— Подумать только, мам, и тогда писали книжки для мальчиков! — воскликнул одиннадцатилетний Андерс, когда она читала ему вслух однотомное собрание саг Форнальда[764].
Унсет была искренне убеждена, что саги далеко превосходят популярную литературу и по части увлекательных сюжетов. Теперь она сама писала книгу для детей — «Сигурд и его храбрые друзья». И приводила малоизвестную сагу о Торгильсе{111} в качестве еще одного примера того, «с каким мастерством древние авторы саг передавали речь ребенка, умели посмотреть на происходящее его глазами. На страницах саг перед нами проходит целая процессия хорошеньких девочек, храбрых, милых, рыцарственных мальчиков, а также трудных строптивцев и настоящих маленьких разбойников»[765].
Больше всего она любила побродить по Бруклинскому мосту, а потом сесть на скамейку и курить, глядя на реку. Однако той зимой мост закрыли для пешеходов в связи с резким увеличением движения речного транспорта из-за войны. Унсет пришлось выбрать для своих прогулок соседние улицы. Ее особенно привлекли лавки итальянских зеленщиков на Блекер-стрит: «А еще здесь можно было приобрести кролика или козленка»[766]. Обычно она сама готовила себе обед — чаще всего потому, что, когда она заканчивала работу, идти куда-либо было уже поздно. В случае же если удавалось купить у итальянцев кролика, она, практичная по натуре, варила рагу, которого хватало на несколько дней. Тогда можно было работать почти без помех, только время от времени разогревая еду.
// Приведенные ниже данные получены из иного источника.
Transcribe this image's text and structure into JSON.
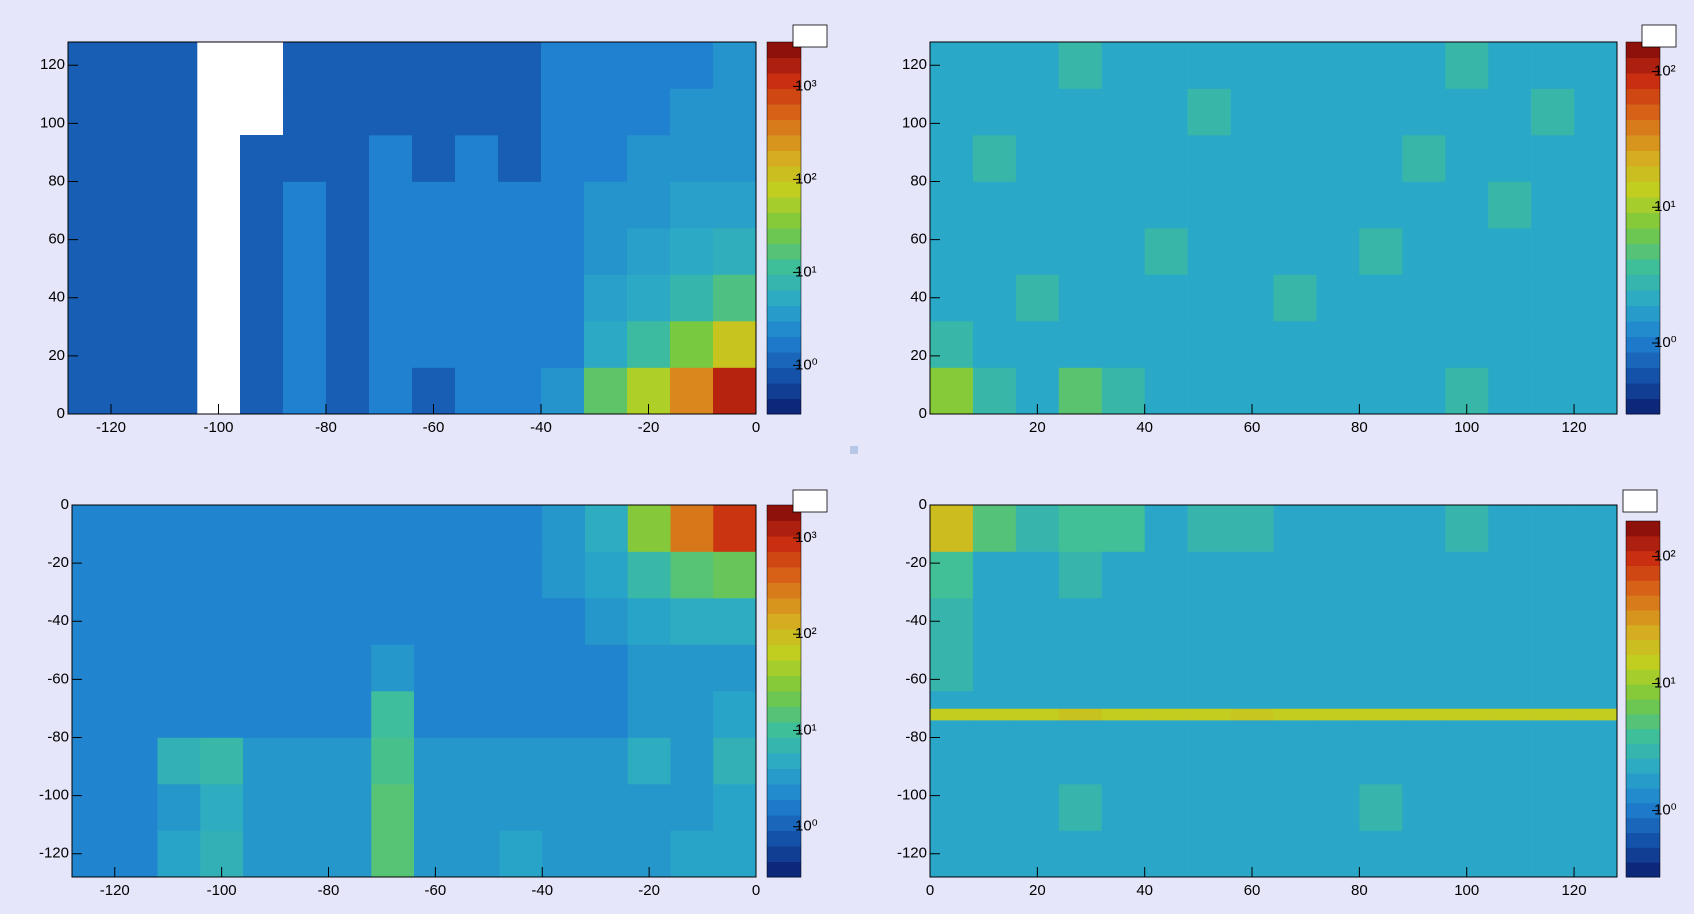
{
  "chart_data": [
    {
      "type": "heatmap",
      "xlim": [
        -128,
        0
      ],
      "ylim": [
        0,
        128
      ],
      "xticks": [
        -120,
        -100,
        -80,
        -60,
        -40,
        -20,
        0
      ],
      "yticks": [
        0,
        20,
        40,
        60,
        80,
        100,
        120
      ],
      "xbins": [
        -128,
        -120,
        -112,
        -104,
        -96,
        -88,
        -80,
        -72,
        -64,
        -56,
        -48,
        -40,
        -32,
        -24,
        -16,
        -8,
        0
      ],
      "ybins": [
        0,
        16,
        32,
        48,
        64,
        80,
        96,
        112,
        128
      ],
      "z": [
        [
          1,
          1,
          1,
          null,
          1,
          2,
          1,
          2,
          1,
          2,
          2,
          3,
          20,
          60,
          300,
          1500
        ],
        [
          1,
          1,
          1,
          null,
          1,
          2,
          1,
          2,
          2,
          2,
          2,
          2,
          5,
          10,
          30,
          100
        ],
        [
          1,
          1,
          1,
          null,
          1,
          2,
          1,
          2,
          2,
          2,
          2,
          2,
          4,
          5,
          8,
          15
        ],
        [
          1,
          1,
          1,
          null,
          1,
          2,
          1,
          2,
          2,
          2,
          2,
          2,
          3,
          4,
          5,
          6
        ],
        [
          1,
          1,
          1,
          null,
          1,
          2,
          1,
          2,
          2,
          2,
          2,
          2,
          3,
          3,
          4,
          4
        ],
        [
          1,
          1,
          1,
          null,
          1,
          1,
          1,
          2,
          1,
          2,
          1,
          2,
          2,
          3,
          3,
          3
        ],
        [
          1,
          1,
          1,
          null,
          null,
          1,
          1,
          1,
          1,
          1,
          1,
          2,
          2,
          2,
          3,
          3
        ],
        [
          1,
          1,
          1,
          null,
          null,
          1,
          1,
          1,
          1,
          1,
          1,
          2,
          2,
          2,
          2,
          3
        ]
      ],
      "zlog": true,
      "zlim": [
        0.3,
        3000
      ],
      "zticks": [
        {
          "value": 1,
          "label": "10⁰"
        },
        {
          "value": 10,
          "label": "10¹"
        },
        {
          "value": 100,
          "label": "10²"
        },
        {
          "value": 1000,
          "label": "10³"
        }
      ],
      "palette": [
        "#0b1e6e",
        "#1450a8",
        "#1f7fd0",
        "#2aa8c8",
        "#40bf98",
        "#78c840",
        "#c0d020",
        "#d8a820",
        "#d86818",
        "#c82c10",
        "#800a0a"
      ]
    },
    {
      "type": "heatmap",
      "xlim": [
        0,
        128
      ],
      "ylim": [
        0,
        128
      ],
      "xticks": [
        20,
        40,
        60,
        80,
        100,
        120
      ],
      "yticks": [
        0,
        20,
        40,
        60,
        80,
        100,
        120
      ],
      "xbins": [
        0,
        8,
        16,
        24,
        32,
        40,
        48,
        56,
        64,
        72,
        80,
        88,
        96,
        104,
        112,
        120,
        128
      ],
      "ybins": [
        0,
        16,
        32,
        48,
        64,
        80,
        96,
        112,
        128
      ],
      "z": [
        [
          8,
          3,
          2,
          5,
          3,
          2,
          2,
          2,
          2,
          2,
          2,
          2,
          3,
          2,
          2,
          2
        ],
        [
          3,
          2,
          2,
          2,
          2,
          2,
          2,
          2,
          2,
          2,
          2,
          2,
          2,
          2,
          2,
          2
        ],
        [
          2,
          2,
          3,
          2,
          2,
          2,
          2,
          2,
          3,
          2,
          2,
          2,
          2,
          2,
          2,
          2
        ],
        [
          2,
          2,
          2,
          2,
          2,
          3,
          2,
          2,
          2,
          2,
          3,
          2,
          2,
          2,
          2,
          2
        ],
        [
          2,
          2,
          2,
          2,
          2,
          2,
          2,
          2,
          2,
          2,
          2,
          2,
          2,
          3,
          2,
          2
        ],
        [
          2,
          3,
          2,
          2,
          2,
          2,
          2,
          2,
          2,
          2,
          2,
          3,
          2,
          2,
          2,
          2
        ],
        [
          2,
          2,
          2,
          2,
          2,
          2,
          3,
          2,
          2,
          2,
          2,
          2,
          2,
          2,
          3,
          2
        ],
        [
          2,
          2,
          2,
          3,
          2,
          2,
          2,
          2,
          2,
          2,
          2,
          2,
          3,
          2,
          2,
          2
        ]
      ],
      "zlog": true,
      "zlim": [
        0.3,
        165
      ],
      "zticks": [
        {
          "value": 1,
          "label": "10⁰"
        },
        {
          "value": 10,
          "label": "10¹"
        },
        {
          "value": 100,
          "label": "10²"
        }
      ],
      "palette": [
        "#0b1e6e",
        "#1450a8",
        "#1f7fd0",
        "#2aa8c8",
        "#40bf98",
        "#78c840",
        "#c0d020",
        "#d8a820",
        "#d86818",
        "#c82c10",
        "#800a0a"
      ]
    },
    {
      "type": "heatmap",
      "xlim": [
        -128,
        0
      ],
      "ylim": [
        -128,
        0
      ],
      "xticks": [
        -120,
        -100,
        -80,
        -60,
        -40,
        -20,
        0
      ],
      "yticks": [
        -120,
        -100,
        -80,
        -60,
        -40,
        -20,
        0
      ],
      "xbins": [
        -128,
        -120,
        -112,
        -104,
        -96,
        -88,
        -80,
        -72,
        -64,
        -56,
        -48,
        -40,
        -32,
        -24,
        -16,
        -8,
        0
      ],
      "ybins": [
        -128,
        -112,
        -96,
        -80,
        -64,
        -48,
        -32,
        -16,
        0
      ],
      "z": [
        [
          2,
          2,
          4,
          6,
          3,
          3,
          3,
          15,
          3,
          3,
          4,
          3,
          3,
          3,
          4,
          4
        ],
        [
          2,
          2,
          3,
          5,
          3,
          3,
          3,
          15,
          3,
          3,
          3,
          3,
          3,
          3,
          3,
          4
        ],
        [
          2,
          2,
          6,
          8,
          3,
          3,
          3,
          12,
          3,
          3,
          3,
          3,
          3,
          5,
          3,
          6
        ],
        [
          2,
          2,
          2,
          2,
          2,
          2,
          2,
          10,
          2,
          2,
          2,
          2,
          2,
          3,
          3,
          4
        ],
        [
          2,
          2,
          2,
          2,
          2,
          2,
          2,
          3,
          2,
          2,
          2,
          2,
          2,
          3,
          3,
          3
        ],
        [
          2,
          2,
          2,
          2,
          2,
          2,
          2,
          2,
          2,
          2,
          2,
          2,
          3,
          4,
          5,
          5
        ],
        [
          2,
          2,
          2,
          2,
          2,
          2,
          2,
          2,
          2,
          2,
          2,
          3,
          4,
          8,
          15,
          20
        ],
        [
          2,
          2,
          2,
          2,
          2,
          2,
          2,
          2,
          2,
          2,
          2,
          3,
          5,
          30,
          300,
          800
        ]
      ],
      "zlog": true,
      "zlim": [
        0.3,
        2200
      ],
      "zticks": [
        {
          "value": 1,
          "label": "10⁰"
        },
        {
          "value": 10,
          "label": "10¹"
        },
        {
          "value": 100,
          "label": "10²"
        },
        {
          "value": 1000,
          "label": "10³"
        }
      ],
      "palette": [
        "#0b1e6e",
        "#1450a8",
        "#1f7fd0",
        "#2aa8c8",
        "#40bf98",
        "#78c840",
        "#c0d020",
        "#d8a820",
        "#d86818",
        "#c82c10",
        "#800a0a"
      ]
    },
    {
      "type": "heatmap",
      "xlim": [
        0,
        128
      ],
      "ylim": [
        -128,
        0
      ],
      "xticks": [
        0,
        20,
        40,
        60,
        80,
        100,
        120
      ],
      "yticks": [
        -120,
        -100,
        -80,
        -60,
        -40,
        -20,
        0
      ],
      "xbins": [
        0,
        8,
        16,
        24,
        32,
        40,
        48,
        56,
        64,
        72,
        80,
        88,
        96,
        104,
        112,
        120,
        128
      ],
      "ybins": [
        -128,
        -112,
        -96,
        -80,
        -74,
        -70,
        -64,
        -48,
        -32,
        -16,
        0
      ],
      "z": [
        [
          2,
          2,
          2,
          2,
          2,
          2,
          2,
          2,
          2,
          2,
          2,
          2,
          2,
          2,
          2,
          2
        ],
        [
          2,
          2,
          2,
          3,
          2,
          2,
          2,
          2,
          2,
          2,
          3,
          2,
          2,
          2,
          2,
          2
        ],
        [
          2,
          2,
          2,
          2,
          2,
          2,
          2,
          2,
          2,
          2,
          2,
          2,
          2,
          2,
          2,
          2
        ],
        [
          2,
          2,
          2,
          2,
          2,
          2,
          2,
          2,
          2,
          2,
          2,
          2,
          2,
          2,
          2,
          2
        ],
        [
          15,
          15,
          15,
          18,
          15,
          15,
          15,
          17,
          15,
          15,
          15,
          15,
          15,
          15,
          15,
          15
        ],
        [
          2,
          2,
          2,
          2,
          2,
          2,
          2,
          2,
          2,
          2,
          2,
          2,
          2,
          2,
          2,
          2
        ],
        [
          3,
          2,
          2,
          2,
          2,
          2,
          2,
          2,
          2,
          2,
          2,
          2,
          2,
          2,
          2,
          2
        ],
        [
          3,
          2,
          2,
          2,
          2,
          2,
          2,
          2,
          2,
          2,
          2,
          2,
          2,
          2,
          2,
          2
        ],
        [
          4,
          2,
          2,
          3,
          2,
          2,
          2,
          2,
          2,
          2,
          2,
          2,
          2,
          2,
          2,
          2
        ],
        [
          20,
          5,
          3,
          4,
          4,
          2,
          3,
          3,
          2,
          2,
          2,
          2,
          3,
          2,
          2,
          2
        ]
      ],
      "zlog": true,
      "zlim": [
        0.3,
        190
      ],
      "zticks": [
        {
          "value": 1,
          "label": "10⁰"
        },
        {
          "value": 10,
          "label": "10¹"
        },
        {
          "value": 100,
          "label": "10²"
        }
      ],
      "palette": [
        "#0b1e6e",
        "#1450a8",
        "#1f7fd0",
        "#2aa8c8",
        "#40bf98",
        "#78c840",
        "#c0d020",
        "#d8a820",
        "#d86818",
        "#c82c10",
        "#800a0a"
      ]
    }
  ]
}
Когда не намечалось важных встреч и норвежские журналисты не обращались с просьбами выступить по радио, дни Унсет были заполнены чтением, творчеством, прогулками и «разговорами» с черепахами — писательница купила четырех. Изредка она спускалась в гостиную отеля — обычно чтобы разложить пасьянс. От Ханса вестей почти не было, да и нельзя сказать, чтобы его редкие письма радовали ее. А после налета на Перл-Харбор письма из Норвегии и Швеции вообще перестали доходить. Скрашивали жизнь Унсет маленькие посылки с апельсинами, которые присылала ее новая подруга из Флориды, писательница Марджори Роулингс, а также письма с приветами от Хоуп Аллен, к которым нередко добавлялись цветы и черенки. «Ты не представляешь себе, как я обрадовалась твоим цветам», — не уставала повторять Унсет Хоуп Аллен. В письмах речь чаще всего идет о цветах и суевериях, обсуждается и ход войны. Известно ли Хоуп, что Италии пришлось вывести из обращения марку с Гитлером и Муссолини? Потому что итальянцы почему-то плевали не на ту сторону…[767] Цветы, которые ей присылали, Унсет обычно ставила рядом с фотографиями Андерса и Моссе.
Новости с родины приходили с большим запозданием. Помимо прочего, Сигрид узнала, что Нини Ролл Анкер и Карин Бойе ушли из жизни. Шведская поэтесса, которую Сигрид считала родственной душой, покончила с собой, сведения относительно обстоятельств смерти старинной подруги были довольно противоречивыми. Однако у Нини было слабое здоровье. Оставалось только гадать, скольких друзей Сигрид больше никогда не увидит. Она поверяла свои тревоги и тоску по родине Хоуп Аллен. Тревожиться приходилось не только за старых, но и за молодых. Например, за племянницу Шарлотту и ее жениха Мартина Блиннхейма, томящегося в немецком концлагере. С друзьями Андерса и Ханса тоже могло случиться что угодно — большинство так или иначе участвовали в Сопротивлении.
Унсет получила известие, что лучший друг Ханса Уле Хенрик Му, которого она сама когда-то учила ухаживать за цветами, арестован. Какое-то время его держали в концлагере Грини, а потом послали в Заксенхаузен. Тревога и беспокойство питали ее пламенные выступления против немцев, страх превращался в ярость. Писательница работала над громкой статьей о «Гитлере и десяти заповедях» и не упускала случая разразиться гневной тирадой. Напрасно Кнопф старался убедить ее оставить это дело: «Не понимаю, что публикации подобного рода могут дать писателю твоего масштаба», — писал он, в очередной раз уговаривая Унсет вернуться к художественному творчеству.
Сигрид Унсет оправдывалась обязанностями по отношению к тем, кого она именовала «норвежской общественностью»[768]. Ей было не впервой действовать наперекор советам своего влиятельного друга, однако Бланш и Альфред Кнопфы по-прежнему приглашали ее к себе и стремились познакомить с ведущими американскими интеллектуалами.